Norway Launches 'Enshittification' Campaign, Urging Policymakers to Resist Deliberate Deterioration of Digital Products
Key Takeaways
- ▸Norwegian Consumer Council leads first-of-its-kind international campaign against 'enshittification,' a term describing deliberate degradation of digital products and services
- ▸Campaign unites 70+ organizations across 14 countries to pressure policymakers, arguing enshittification results from policy choices rather than market inevitability
- ▸Recommendations include strengthening right-to-repair laws, enabling service portability, enforcing consumer protection regulations, and fostering competition to counter big tech dominance
Summary
The Norwegian Consumer Council has launched a global campaign against 'enshittification'—the deliberate degradation of digital products and services—partnering with over 70 organizations across Europe and the US. The campaign, which includes an absurdist video showing a professional 'enshittificator' gradually worsening everyday items, aims to draw parallels between unacceptable product decline in the physical world and the normalized deterioration users tolerate online. Examples cited include social media feeds cluttered with ads and scams, laggy software updates, and chatbots replacing human customer service.
The Norwegian council and allied organizations have sent letters to policymakers in 14 countries urging concrete action, arguing that enshittification is not inevitable but results from deliberate policy choices by big tech companies. Their recommendations include strengthening consumer rights to repair and modify products, enabling easier switching between services, enforcing existing consumer protection laws, and fostering competition in digital markets through public procurement favoring alternatives to dominant tech firms. The campaign is backed by an 80-page report documenting how enshittification became normalized in the digital economy.
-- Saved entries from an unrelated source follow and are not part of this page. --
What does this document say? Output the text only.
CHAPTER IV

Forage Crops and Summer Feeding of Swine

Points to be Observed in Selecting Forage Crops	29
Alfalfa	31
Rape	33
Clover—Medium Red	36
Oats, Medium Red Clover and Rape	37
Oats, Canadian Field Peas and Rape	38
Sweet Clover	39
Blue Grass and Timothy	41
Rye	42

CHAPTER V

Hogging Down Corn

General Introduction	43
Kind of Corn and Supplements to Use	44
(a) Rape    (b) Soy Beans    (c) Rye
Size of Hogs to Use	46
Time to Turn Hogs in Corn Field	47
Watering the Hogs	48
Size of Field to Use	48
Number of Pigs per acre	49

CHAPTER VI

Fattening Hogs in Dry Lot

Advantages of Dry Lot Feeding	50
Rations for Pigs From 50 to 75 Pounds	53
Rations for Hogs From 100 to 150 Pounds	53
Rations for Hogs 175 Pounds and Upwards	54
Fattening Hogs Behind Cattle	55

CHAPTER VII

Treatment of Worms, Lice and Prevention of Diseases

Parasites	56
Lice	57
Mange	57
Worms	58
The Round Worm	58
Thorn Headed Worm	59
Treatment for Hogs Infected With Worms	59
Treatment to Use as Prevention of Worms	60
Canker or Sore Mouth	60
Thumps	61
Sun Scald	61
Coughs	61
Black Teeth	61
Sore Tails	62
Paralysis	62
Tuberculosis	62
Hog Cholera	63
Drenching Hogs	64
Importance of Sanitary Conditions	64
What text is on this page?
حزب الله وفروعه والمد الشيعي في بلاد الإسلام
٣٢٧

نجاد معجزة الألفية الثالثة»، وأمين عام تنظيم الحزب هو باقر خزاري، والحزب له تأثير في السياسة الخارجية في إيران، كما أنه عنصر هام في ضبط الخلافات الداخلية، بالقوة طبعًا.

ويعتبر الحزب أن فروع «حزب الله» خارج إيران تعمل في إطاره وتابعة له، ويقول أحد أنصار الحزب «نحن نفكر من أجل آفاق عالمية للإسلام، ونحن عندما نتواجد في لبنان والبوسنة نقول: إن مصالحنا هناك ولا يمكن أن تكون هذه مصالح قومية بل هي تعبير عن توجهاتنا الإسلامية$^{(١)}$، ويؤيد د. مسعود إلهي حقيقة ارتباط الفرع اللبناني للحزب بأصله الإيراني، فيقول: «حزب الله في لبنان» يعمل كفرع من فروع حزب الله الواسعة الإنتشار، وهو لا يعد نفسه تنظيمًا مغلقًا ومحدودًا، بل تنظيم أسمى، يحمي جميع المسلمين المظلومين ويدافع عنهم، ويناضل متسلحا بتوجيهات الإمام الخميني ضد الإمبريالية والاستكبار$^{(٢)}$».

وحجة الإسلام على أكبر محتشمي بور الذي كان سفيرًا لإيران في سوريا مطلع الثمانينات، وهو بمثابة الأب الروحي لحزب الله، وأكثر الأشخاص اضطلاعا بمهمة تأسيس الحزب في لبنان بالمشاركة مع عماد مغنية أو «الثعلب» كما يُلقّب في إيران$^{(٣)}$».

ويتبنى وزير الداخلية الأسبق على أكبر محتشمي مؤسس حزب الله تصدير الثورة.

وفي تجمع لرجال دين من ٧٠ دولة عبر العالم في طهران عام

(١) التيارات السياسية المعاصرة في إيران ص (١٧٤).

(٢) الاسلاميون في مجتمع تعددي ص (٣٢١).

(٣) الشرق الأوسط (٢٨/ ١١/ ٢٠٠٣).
- Campaign uses absurdist video to highlight how consumers would never tolerate gradual product deterioration in the physical world, drawing attention to normalized digital decline
Editorial Opinion
The Norwegian Consumer Council's campaign strikes at a vital tension in digital markets: the gap between what consumers would tolerate in physical goods and what they passively accept online. By reframing enshittification not as an inevitable consequence of business models but as a policy choice, the campaign correctly identifies that regulation and competition are the true levers of change. However, the campaign's success will ultimately depend on whether policymakers prioritize consumer welfare over the lobbying power of entrenched tech giants—a test that will define the future of digital markets.